Ports Expand on Both Sides of Pacificby Steve Brown
Capital Press, September 1, 2011
Asian investors say they seek profits, food security
SEATAC, Wash. -- By 2050, China's population is expected to number nearly 1.5 billion, and Pacific Northwest ports are likely to help meet its demand for food.
"The Columbia River district will play a key role in feeding those new mouths," said Larry Clarke, chief executive officer for EGT, which stands for Export Grain Terminal.
From Seattle, Tacoma and Portland, ocean-going ships haul grains, corn, soybeans and other foodstuffs in containers and in bulk to customers in China and elsewhere in Asia, taking advantage of the region's proximity to the Pacific Rim and shorter transit times.
A fourth major port will open soon in Longview, Wash., on the Columbia River. Clarke described the facility during the recent Grain Export Shipping Conference.
The new terminal is designed specifically for loading bulk grain from unit trains, in which all of the cars are shipped from a single point of origin to the same destination. It will also handle grain coming down the Columbia River by barge.

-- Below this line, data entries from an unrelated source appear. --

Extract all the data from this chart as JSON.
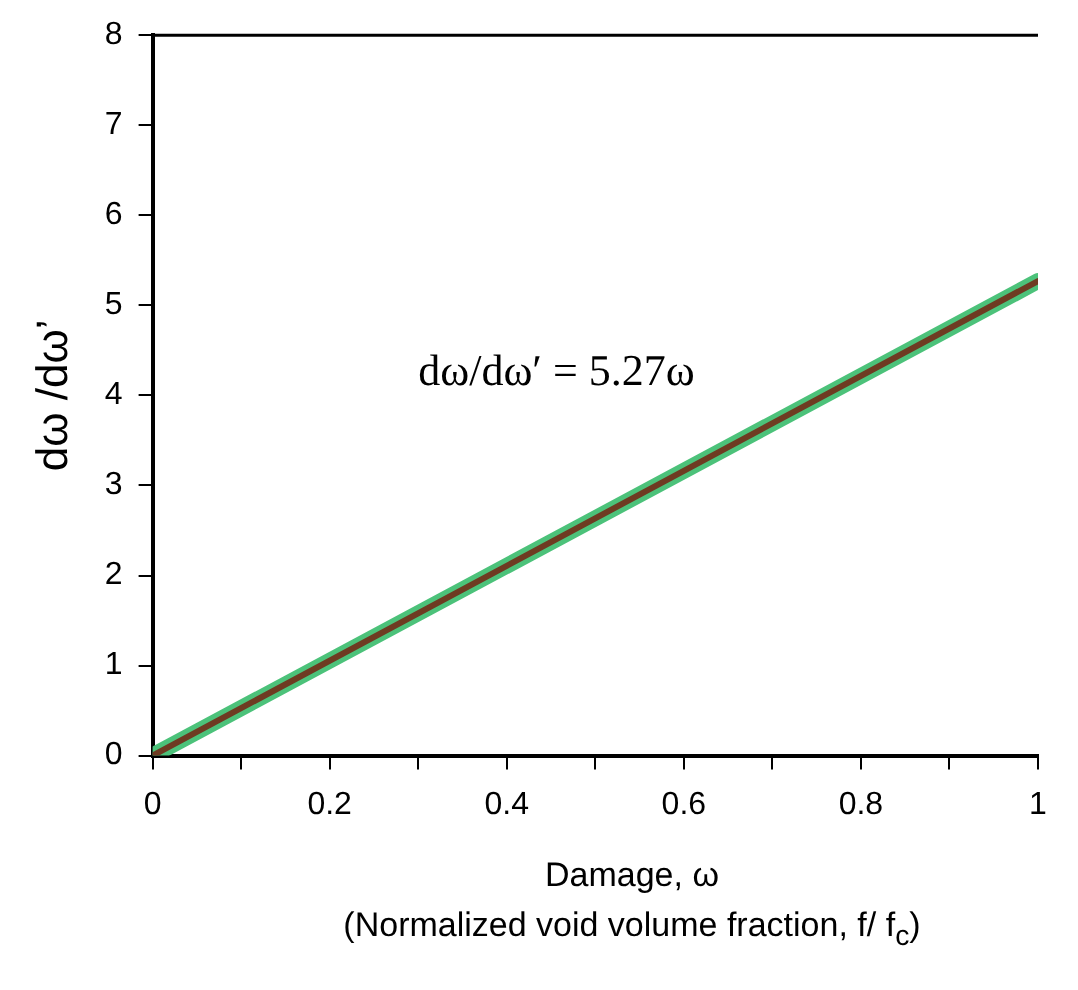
{
  "chart_data": {
    "type": "line",
    "ylabel": "dω /dω’",
    "xlabel": "Damage, ω\n(Normalized void volume fraction, f/ f$_{c}$)",
    "annotations": [
      "dω/dω′ = 5.27ω"
    ],
    "series": [
      {
        "color": "#4cc27a",
        "values": [
          0,
          5.27
        ]
      },
      {
        "color": "#6e3b22",
        "values": [
          0,
          5.27
        ]
      }
    ],
    "x": [
      0,
      1
    ],
    "xlim": [
      0,
      1
    ],
    "xticks": [
      0,
      {
        "value": 0.1,
        "label": null
      },
      0.2,
      {
        "value": 0.3,
        "label": null
      },
      0.4,
      {
        "value": 0.5,
        "label": null
      },
      0.6,
      {
        "value": 0.7,
        "label": null
      },
      0.8,
      {
        "value": 0.9,
        "label": null
      },
      1
    ],
    "ylim": [
      0,
      8
    ],
    "yticks": [
      0,
      1,
      2,
      3,
      4,
      5,
      6,
      7,
      8
    ],
    "grid": false,
    "legend": false,
    "marker": "none",
    "line_style": "solid"
  }
}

The first export grain terminal built in the U.S. in more than two decades is a joint venture of Bunge North America; Itochu, a Japanese company; and STX Pan Ocean, a Korean shipping company. The Asian investors, Clarke said, are seeking both profitability and food security.
The facility should be able to handle 8 million metric tons of grain per year. That's 650 unit trains and 200 vessels. Its 36 silos, with a capacity of 4.7 million bushels, will handle multiple grains and will have the ability to clean grain.
The partners in the venture plan to "take full control of supply chain," Clarke said, dealing directly with suppliers for more competitive prices.
"Agriculture is one of the primary avenues to exports, a way we can lift ourselves out of the recession," he said.
At the Port of Tacoma, Curt Stoner, manager of the container terminal business, said his facility is working to upgrade cranes to accommodate larger vessels in the deep-water port. The port handles container ships, auto carriers, bulk carriers and break bulk carriers. Break bulk cargo is loaded individually, such as bags, bales, barrels, boxes, drums, pallets and vehicles.
Tacoma is one of the largest container ports in North America, with five major terminals handling Panamax and post-Panamax ships. Panamax is the largest ship that can traverse the Panama Canal: 950 feet long and 106 feet wide with a draft of 39.5 feet. Larger ships are called post-Panamax.
The Port of Seattle has four major container terminals dedicated to serving 29 ocean carriers. About 2 million containers cross the port's docks every year.
It also has a grain elevator with a 4.2-million-bushel capacity, handling mainly corn and soybeans from the upper Midwest and the Northern Rockies.
The Port of Portland is the largest wheat-export port in the U.S., moving 4.7 million tons of grain in 2010. Josh Thomas, media relations manager for Marine and Industrial Development, said the port has recently invested $500 million in its various facilities, including seismic retrofitting and deepening the Columbia River channel.
Asian ports expand
Steven Rothberg, a founding partner of Mercator International, said many Asian ports -- most of them geared primarily for containers -- are expanding to feed their growing populations.
Maersk shipping company has ordered 20 18,000-TEU (20-foot equivalent unit) vessels. He said it has become critical that ports have channels at least 50 feet deep and gantry cranes able to span 200 feet of vessel.
Three of Northern China's eight primary ports are among the 25 largest in the world, capable of a combined throughput of 27 million TEUs. A dry bulk grain terminal in Dalian is seeing a building boom.
Shanghai is the largest port in the world. Its throughput, combined with two others in the region, is 48 million TEUs, larger than all the U.S. and Canada ports combined. These ports are undergoing "extreme expansion," Rothberg said.
South China's ports are concentrated on the Pearl River delta. Because of problems with siltation, development in the region is tapering off.
Japan, which receives 85 percent of its container traffic through five gateways, has only two ports that can handle fully laden larger ships. Korea has excess capacity, with 22 berths available for post-Panamax vessels at two ports. Taiwan is building a new terminal for larger vessels, but it is challenged by wind conditions.
Southeast Asia has only five ports big enough for large vessels.